The Hungary-based carrier said it was attempting to rescue all of its Ukrainian employees and their immediate families, in addition to four-stranded planes. The airline wouldn’t specify how many passengers it was trying to remove.
After Russian forces started an organized missile attack on major Ukrainian infrastructure targets early Thursday, Ukrainian air safety regulators blocked the country’s airspace to all civilian aviation traffic.
Multiple airports across Ukraine have been reported as having been attacked, including unsubstantiated reports of a missile strike on Kyiv Boryspil airport.
According to unconfirmed sources, the world’s largest freight plane, the one-of-a-kind Antonov AN-225, was destroyed in an attack on Hostomel airport.

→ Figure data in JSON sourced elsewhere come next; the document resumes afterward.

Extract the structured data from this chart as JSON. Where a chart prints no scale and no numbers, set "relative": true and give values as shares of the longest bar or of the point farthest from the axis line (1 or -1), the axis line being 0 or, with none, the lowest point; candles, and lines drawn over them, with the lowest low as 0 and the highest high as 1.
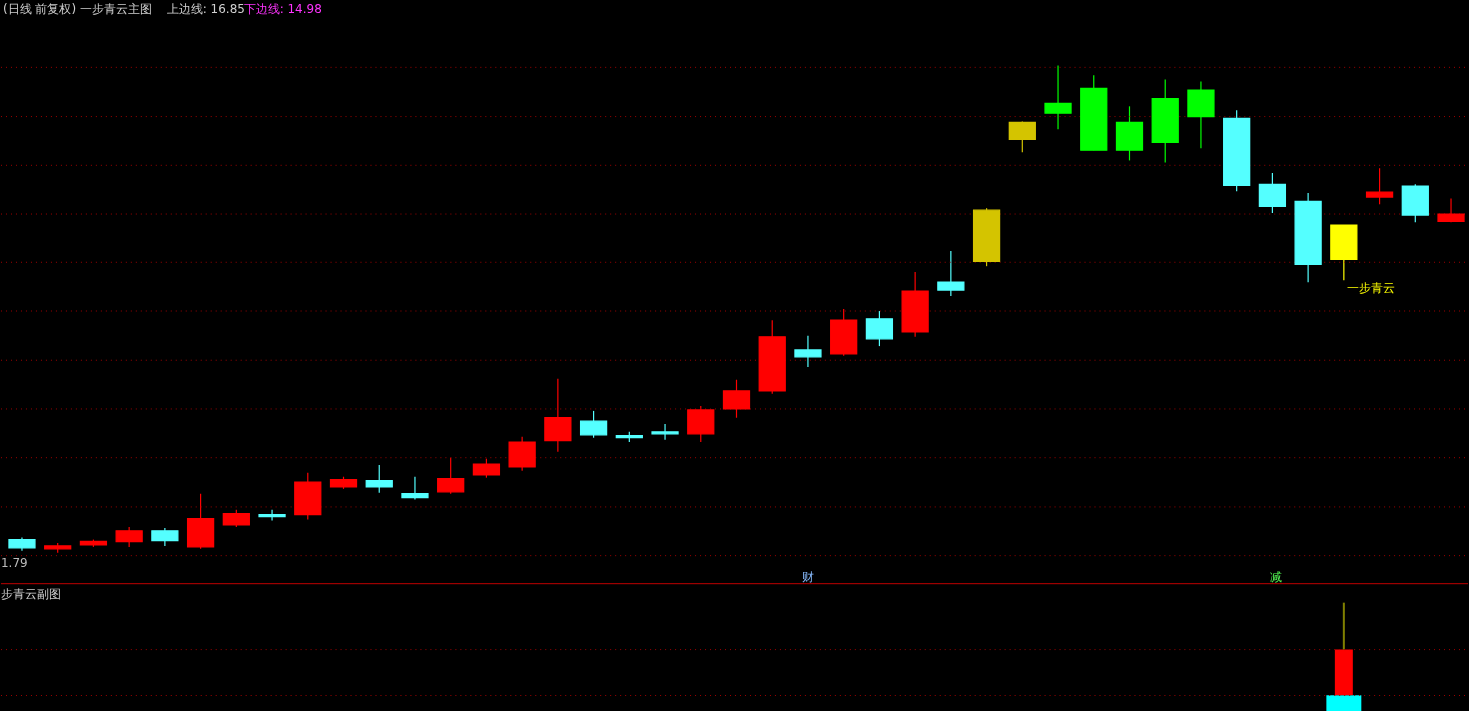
{
  "chart_data": [
    {
      "type": "candlestick",
      "title": "(日线 前复权) 一步青云主图",
      "relative": true,
      "ref_lines": [
        {
          "axis": "y",
          "value": 0.996,
          "color": "#a00000",
          "line_style": "dotted"
        },
        {
          "axis": "y",
          "value": 0.895,
          "color": "#a00000",
          "line_style": "dotted"
        },
        {
          "axis": "y",
          "value": 0.795,
          "color": "#a00000",
          "line_style": "dotted"
        },
        {
          "axis": "y",
          "value": 0.695,
          "color": "#a00000",
          "line_style": "dotted"
        },
        {
          "axis": "y",
          "value": 0.596,
          "color": "#a00000",
          "line_style": "dotted"
        },
        {
          "axis": "y",
          "value": 0.496,
          "color": "#a00000",
          "line_style": "dotted"
        },
        {
          "axis": "y",
          "value": 0.395,
          "color": "#a00000",
          "line_style": "dotted"
        },
        {
          "axis": "y",
          "value": 0.295,
          "color": "#a00000",
          "line_style": "dotted"
        },
        {
          "axis": "y",
          "value": 0.195,
          "color": "#a00000",
          "line_style": "dotted"
        },
        {
          "axis": "y",
          "value": 0.094,
          "color": "#a00000",
          "line_style": "dotted"
        },
        {
          "axis": "y",
          "value": -0.006,
          "color": "#a00000",
          "line_style": "dotted"
        }
      ],
      "annotations": [
        "上边线: 16.85",
        "下边线: 14.98",
        "1.79",
        "一步青云",
        "财",
        "减"
      ],
      "categories": [
        null,
        null,
        null,
        null,
        null,
        null,
        null,
        null,
        null,
        null,
        null,
        null,
        null,
        null,
        null,
        null,
        null,
        null,
        null,
        null,
        null,
        null,
        null,
        null,
        null,
        null,
        null,
        null,
        null,
        null,
        null,
        null,
        null,
        null,
        null,
        null,
        null,
        null,
        null,
        null,
        null
      ],
      "ohlc": [
        [
          0.027,
          0.031,
          0.004,
          0.01
        ],
        [
          0.008,
          0.02,
          0,
          0.014
        ],
        [
          0.016,
          0.027,
          0.012,
          0.023
        ],
        [
          0.023,
          0.053,
          0.012,
          0.045
        ],
        [
          0.045,
          0.051,
          0.014,
          0.025
        ],
        [
          0.012,
          0.121,
          0.008,
          0.07
        ],
        [
          0.057,
          0.088,
          0.053,
          0.08
        ],
        [
          0.078,
          0.088,
          0.066,
          0.074
        ],
        [
          0.078,
          0.164,
          0.068,
          0.145
        ],
        [
          0.135,
          0.156,
          0.131,
          0.15
        ],
        [
          0.148,
          0.18,
          0.123,
          0.135
        ],
        [
          0.121,
          0.156,
          0.109,
          0.113
        ],
        [
          0.125,
          0.195,
          0.121,
          0.152
        ],
        [
          0.16,
          0.193,
          0.154,
          0.182
        ],
        [
          0.176,
          0.238,
          0.168,
          0.227
        ],
        [
          0.23,
          0.357,
          0.207,
          0.277
        ],
        [
          0.27,
          0.291,
          0.236,
          0.242
        ],
        [
          0.24,
          0.248,
          0.227,
          0.236
        ],
        [
          0.248,
          0.264,
          0.232,
          0.244
        ],
        [
          0.244,
          0.301,
          0.227,
          0.293
        ],
        [
          0.295,
          0.355,
          0.277,
          0.332
        ],
        [
          0.332,
          0.477,
          0.326,
          0.443
        ],
        [
          0.416,
          0.445,
          0.381,
          0.402
        ],
        [
          0.408,
          0.5,
          0.404,
          0.477
        ],
        [
          0.48,
          0.496,
          0.424,
          0.439
        ],
        [
          0.453,
          0.576,
          0.443,
          0.537
        ],
        [
          0.555,
          0.619,
          0.527,
          0.539
        ],
        [
          0.598,
          0.707,
          0.588,
          0.703
        ],
        [
          0.848,
          0.885,
          0.822,
          0.883
        ],
        [
          0.902,
          1,
          0.869,
          0.922
        ],
        [
          0.953,
          0.98,
          0.826,
          0.826
        ],
        [
          0.826,
          0.916,
          0.805,
          0.883
        ],
        [
          0.842,
          0.971,
          0.801,
          0.932
        ],
        [
          0.949,
          0.967,
          0.83,
          0.895
        ],
        [
          0.891,
          0.908,
          0.742,
          0.754
        ],
        [
          0.756,
          0.779,
          0.697,
          0.711
        ],
        [
          0.721,
          0.738,
          0.555,
          0.592
        ],
        [
          0.672,
          0.672,
          0.559,
          0.602
        ],
        [
          0.73,
          0.789,
          0.715,
          0.74
        ],
        [
          0.752,
          0.756,
          0.678,
          0.693
        ],
        [
          0.68,
          0.727,
          0.678,
          0.695
        ]
      ],
      "colors": [
        "#54ffff",
        "#ff0000",
        "#ff0000",
        "#ff0000",
        "#54ffff",
        "#ff0000",
        "#ff0000",
        "#54ffff",
        "#ff0000",
        "#ff0000",
        "#54ffff",
        "#54ffff",
        "#ff0000",
        "#ff0000",
        "#ff0000",
        "#ff0000",
        "#54ffff",
        "#54ffff",
        "#54ffff",
        "#ff0000",
        "#ff0000",
        "#ff0000",
        "#54ffff",
        "#ff0000",
        "#54ffff",
        "#ff0000",
        "#54ffff",
        "#d4c400",
        "#d4c400",
        "#00ff00",
        "#00ff00",
        "#00ff00",
        "#00ff00",
        "#00ff00",
        "#54ffff",
        "#54ffff",
        "#54ffff",
        "#ffff00",
        "#ff0000",
        "#54ffff",
        "#ff0000"
      ]
    },
    {
      "type": "bar",
      "title": "步青云副图",
      "relative": true,
      "stacked": true,
      "ref_lines": [
        {
          "axis": "y",
          "value": 0.569,
          "color": "#a00000",
          "line_style": "dotted"
        },
        {
          "axis": "y",
          "value": 0.147,
          "color": "#a00000",
          "line_style": "dotted"
        }
      ],
      "categories": [
        null,
        null,
        null,
        null,
        null,
        null,
        null,
        null,
        null,
        null,
        null,
        null,
        null,
        null,
        null,
        null,
        null,
        null,
        null,
        null,
        null,
        null,
        null,
        null,
        null,
        null,
        null,
        null,
        null,
        null,
        null,
        null,
        null,
        null,
        null,
        null,
        null,
        null,
        null,
        null,
        null
      ],
      "series": [
        {
          "color": "#00ffff",
          "values": [
            null,
            null,
            null,
            null,
            null,
            null,
            null,
            null,
            null,
            null,
            null,
            null,
            null,
            null,
            null,
            null,
            null,
            null,
            null,
            null,
            null,
            null,
            null,
            null,
            null,
            null,
            null,
            null,
            null,
            null,
            null,
            null,
            null,
            null,
            null,
            null,
            null,
            0.15,
            null,
            null,
            null
          ]
        },
        {
          "color": "#ff0000",
          "values": [
            null,
            null,
            null,
            null,
            null,
            null,
            null,
            null,
            null,
            null,
            null,
            null,
            null,
            null,
            null,
            null,
            null,
            null,
            null,
            null,
            null,
            null,
            null,
            null,
            null,
            null,
            null,
            null,
            null,
            null,
            null,
            null,
            null,
            null,
            null,
            null,
            null,
            0.42,
            null,
            null,
            null
          ]
        },
        {
          "color": "#808000",
          "values": [
            null,
            null,
            null,
            null,
            null,
            null,
            null,
            null,
            null,
            null,
            null,
            null,
            null,
            null,
            null,
            null,
            null,
            null,
            null,
            null,
            null,
            null,
            null,
            null,
            null,
            null,
            null,
            null,
            null,
            null,
            null,
            null,
            null,
            null,
            null,
            null,
            null,
            0.43,
            null,
            null,
            null
          ]
        }
      ]
    }
  ]
}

Three Wizz Airplanes were stranded in Kyiv, while the fourth was stuck in Lviv, according to the airline. The airline’s fleet consists entirely of Airbus A320 series aircraft.
“We will be evacuating, at the earliest opportunity, all of our Ukrainian-based crew, their immediate families, and any families of Wizz Air Ukrainian nationals who wish to leave the country,” a Wizz Air spokesperson told Bloomberg.
On Thursday, the European Aviation Safety Agency urged airlines to avoid Ukrainian airspace, labeling the region an active war zone. Should airlines fly near the Ukrainian border, the UK’s Department for Transport has issued a warning about the potential of surface-to-air missiles.
Most European airlines had already halted flights to and from Ukraine, as diplomatic efforts to avoid a full-fledged war became increasingly implausible. Flights to Ukraine were still being operated by Wizz Air and Ryanair as of Wednesday night.